Syl shook his head, coughed painfully.

“A hundred thousand bucks gone to kill the fishes,” Buller said disgustedly, and went below.

After getting rid of this cargo they took a new load from a merchantman that had just arrived and discharged it at the base before anchoring for the night.

During the early part of dinner in the wardroom Buller was markedly quiet as Wydanski and Simpson talked about the latest radio reports of the fighting at Iwo Jima.

“God knows how many men are dying on those beaches,” Wydanski said. “We're damn lucky to be here.”

“More waste,” Buller said, tossing his napkin on the table.

“We still got to take Japan,” Simpson said.

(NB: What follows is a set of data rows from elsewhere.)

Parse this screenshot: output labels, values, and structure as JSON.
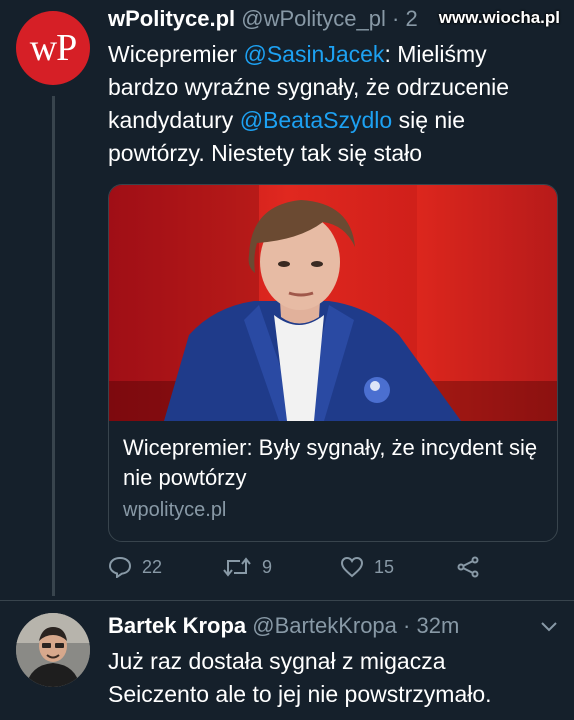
{
  "watermark": "www.wiocha.pl",
  "tweet": {
    "avatar_text": "wP",
    "author_name": "wPolityce.pl",
    "author_handle": "@wPolityce_pl",
    "separator": "·",
    "time": "2",
    "text_parts": [
      "Wicepremier ",
      "@SasinJacek",
      ": Mieliśmy bardzo wyraźne sygnały, że odrzucenie kandydatury ",
      "@BeataSzydlo",
      " się nie powtórzy. Niestety tak się stało"
    ],
    "card": {
      "title": "Wicepremier: Były sygnały, że incydent się nie powtórzy",
      "domain": "wpolityce.pl"
    },
    "actions": {
      "replies": "22",
      "retweets": "9",
      "likes": "15"
    }
  },
  "reply": {
    "author_name": "Bartek Kropa",
    "author_handle": "@BartekKropa",
    "separator": "·",
    "time": "32m",
    "text": "Już raz dostała sygnał z migacza Seiczento ale to jej nie powstrzymało."
  },
  "colors": {
    "background": "#15202b",
    "accent": "#1da1f2",
    "muted": "#8899a6",
    "border": "#38444d",
    "brand_red": "#d61f26"
  }
}
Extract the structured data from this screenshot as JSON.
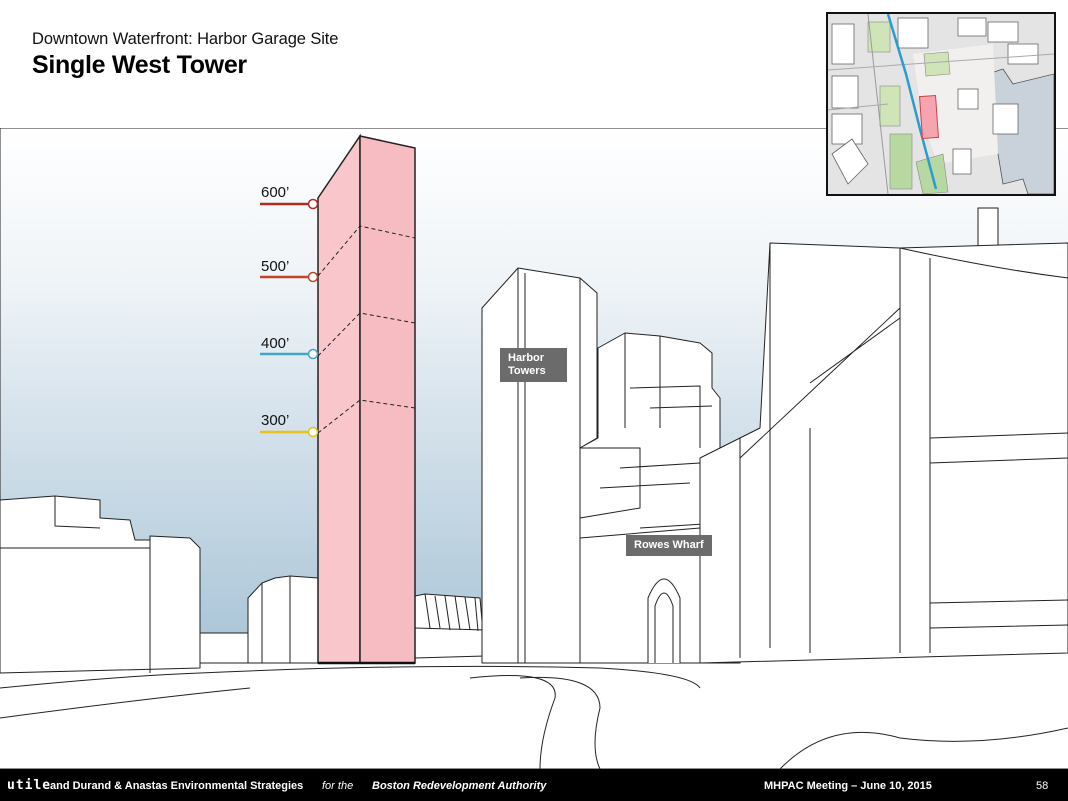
{
  "header": {
    "subtitle": "Downtown Waterfront: Harbor Garage Site",
    "title": "Single West Tower"
  },
  "height_markers": [
    {
      "label": "600’",
      "color": "#b22a22"
    },
    {
      "label": "500’",
      "color": "#c0452a"
    },
    {
      "label": "400’",
      "color": "#3ea6c8"
    },
    {
      "label": "300’",
      "color": "#e6c21e"
    }
  ],
  "labels": {
    "harbor_towers_line1": "Harbor",
    "harbor_towers_line2": "Towers",
    "rowes_wharf": "Rowes Wharf"
  },
  "colors": {
    "tower_fill": "#f9c6cb",
    "sky_top": "#ffffff",
    "sky_bottom": "#a7c3d6",
    "label_bg": "#6b6b6b"
  },
  "footer": {
    "brand": "utile",
    "org": "and Durand & Anastas Environmental Strategies",
    "for_text": "for the",
    "bra": "Boston Redevelopment Authority",
    "meeting": "MHPAC Meeting  – June 10, 2015",
    "page": "58"
  }
}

“We can starve the bastards out!”

Syl had heard this argument too many times. It sounded like wishful thinking … The Japs had hardly showed a passive disposition so far. Suicide planes, last-ditch fighting in the streets of Manila, on the miserable coral islands … no, the only way they'd be beaten was to beat them on their home ground … millions would die …

He went to his cabin. As he lay down in his bunk a chill hit him. Huddling down in his damp, musty sleeping bag, he coughed so hard that nausea hit him. He ran to the head.

Soon after he returned to his bunk, there was a knock at his door. “Skipper, can I come in?” Buller.

“Come,” Syl said between more coughs.